The first two episodes are, frankly, a disaster. There's way too much emphasis put on Emily being a small town girl ready to do good, and learning how to be a benevolent boss. Vanessa Hudgens is trying mightily, but she's not at the same level as some of her co-stars, and I think it's going to take a while for her to really be able to carry her weight on the show. It's only in the third episode that the ensemble starts to play off each other, and we get a few good bits of characterization. Alan Tudyk could make something special out of the terrible Van, and Ron Funches has managed to be a scene stealer in every episode so far. However, I plan to back away from the show until I hear it's made significant improvements. There's just too little time and too much to watch.

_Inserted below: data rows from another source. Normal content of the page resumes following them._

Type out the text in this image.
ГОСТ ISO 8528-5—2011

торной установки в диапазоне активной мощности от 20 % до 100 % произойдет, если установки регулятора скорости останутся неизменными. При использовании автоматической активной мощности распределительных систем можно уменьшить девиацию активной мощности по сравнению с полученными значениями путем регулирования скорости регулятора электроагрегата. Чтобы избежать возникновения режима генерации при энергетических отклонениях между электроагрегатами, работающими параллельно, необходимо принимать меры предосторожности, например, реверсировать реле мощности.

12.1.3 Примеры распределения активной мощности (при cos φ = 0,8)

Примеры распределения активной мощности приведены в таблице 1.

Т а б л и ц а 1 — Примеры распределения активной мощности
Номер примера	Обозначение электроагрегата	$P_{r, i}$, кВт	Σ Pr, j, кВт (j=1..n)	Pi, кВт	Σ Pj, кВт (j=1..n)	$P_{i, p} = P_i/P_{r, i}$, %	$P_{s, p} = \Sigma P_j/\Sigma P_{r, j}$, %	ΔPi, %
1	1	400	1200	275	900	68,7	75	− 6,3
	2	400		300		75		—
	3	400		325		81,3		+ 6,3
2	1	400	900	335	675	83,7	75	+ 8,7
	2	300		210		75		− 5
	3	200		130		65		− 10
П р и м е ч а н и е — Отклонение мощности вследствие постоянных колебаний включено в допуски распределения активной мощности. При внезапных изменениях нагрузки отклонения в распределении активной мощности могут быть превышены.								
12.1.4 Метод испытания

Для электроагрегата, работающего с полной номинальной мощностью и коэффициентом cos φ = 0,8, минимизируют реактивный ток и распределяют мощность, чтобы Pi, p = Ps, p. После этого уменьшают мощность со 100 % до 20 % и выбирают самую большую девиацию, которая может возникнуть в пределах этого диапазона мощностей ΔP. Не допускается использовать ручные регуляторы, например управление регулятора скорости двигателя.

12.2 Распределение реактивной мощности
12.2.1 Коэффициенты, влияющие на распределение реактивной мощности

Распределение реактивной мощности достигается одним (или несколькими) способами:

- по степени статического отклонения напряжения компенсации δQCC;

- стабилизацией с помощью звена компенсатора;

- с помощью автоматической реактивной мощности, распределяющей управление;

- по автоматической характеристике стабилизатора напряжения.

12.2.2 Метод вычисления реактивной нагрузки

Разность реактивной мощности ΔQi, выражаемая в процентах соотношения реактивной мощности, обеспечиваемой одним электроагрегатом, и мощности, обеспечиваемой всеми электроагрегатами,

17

"Superior Donuts" caught my attention because it's based off of a Tracy Letts play, of all things, one much sweeter and gentler than his usual work. It's also a workplace comedy, but one that follows the much older template of shows like "Cheers" or "Taxi." It stars Judd Hirsch as Arthur, the aging Polish-American proprietor of a Chicago donut shop in a quickly gentrifying neighborhood. He hires an African-American millennial named Franco (Jermaine Fowler), who wants to modernize the shop and help drum up business, which leads to some clashes. Their regulars include cops DeLuca (Katey Sagal) and Jordan (Darien Sills-Evans ), odd-jobber Tush (David Koechner), grad student Maya (Anna Baryshnikov), and Fawz (Maz Jobrani), a real estate developer who owns the dry cleaners next door.

Maybe it was because "Powerless" had such an awkward start, but everything about "Superior Donuts" felt fully realized and ready to go from the outset. The characters are easy stereotypes, but all of them are pleasantly funny and all of them fit nicely into the show's framework. The jokey patter follows familiar rhythms, but they got plenty of laughs. "Superior Donuts" feels like something from twenty years ago, and is definitely aimed at CBS's older audience members. I feel I should be a bit miffed at the constant depiction of mIllennials as trend-loving, over-idealistic nutters, but the humor of the show is so gentle and good natured, it's hard to resist its charms.

What helps, I think, is that the core talent is just right. Franco is a manic-pixie magical negro hybrid of very flimsy construction, but Jermaine Fowler is so much fun to watch, I didn't care. It's so good to see Judd Hirsch on a sitcom again, bringing some curmudgeonly heart to Arthur. And Katey Sagal is as lovely and as good with a one-liner as ever. So the show's ham-fisted social commentary and ancient bits about the generation gap go down very smooth. I suspect that this is a show that my Boomer dad would love, and he hasn't liked on anything on TV since "Becker." As for me personally, I can see myself tuning in from time to time to see how the gang at the shop is holding up, but this won't be appointment television.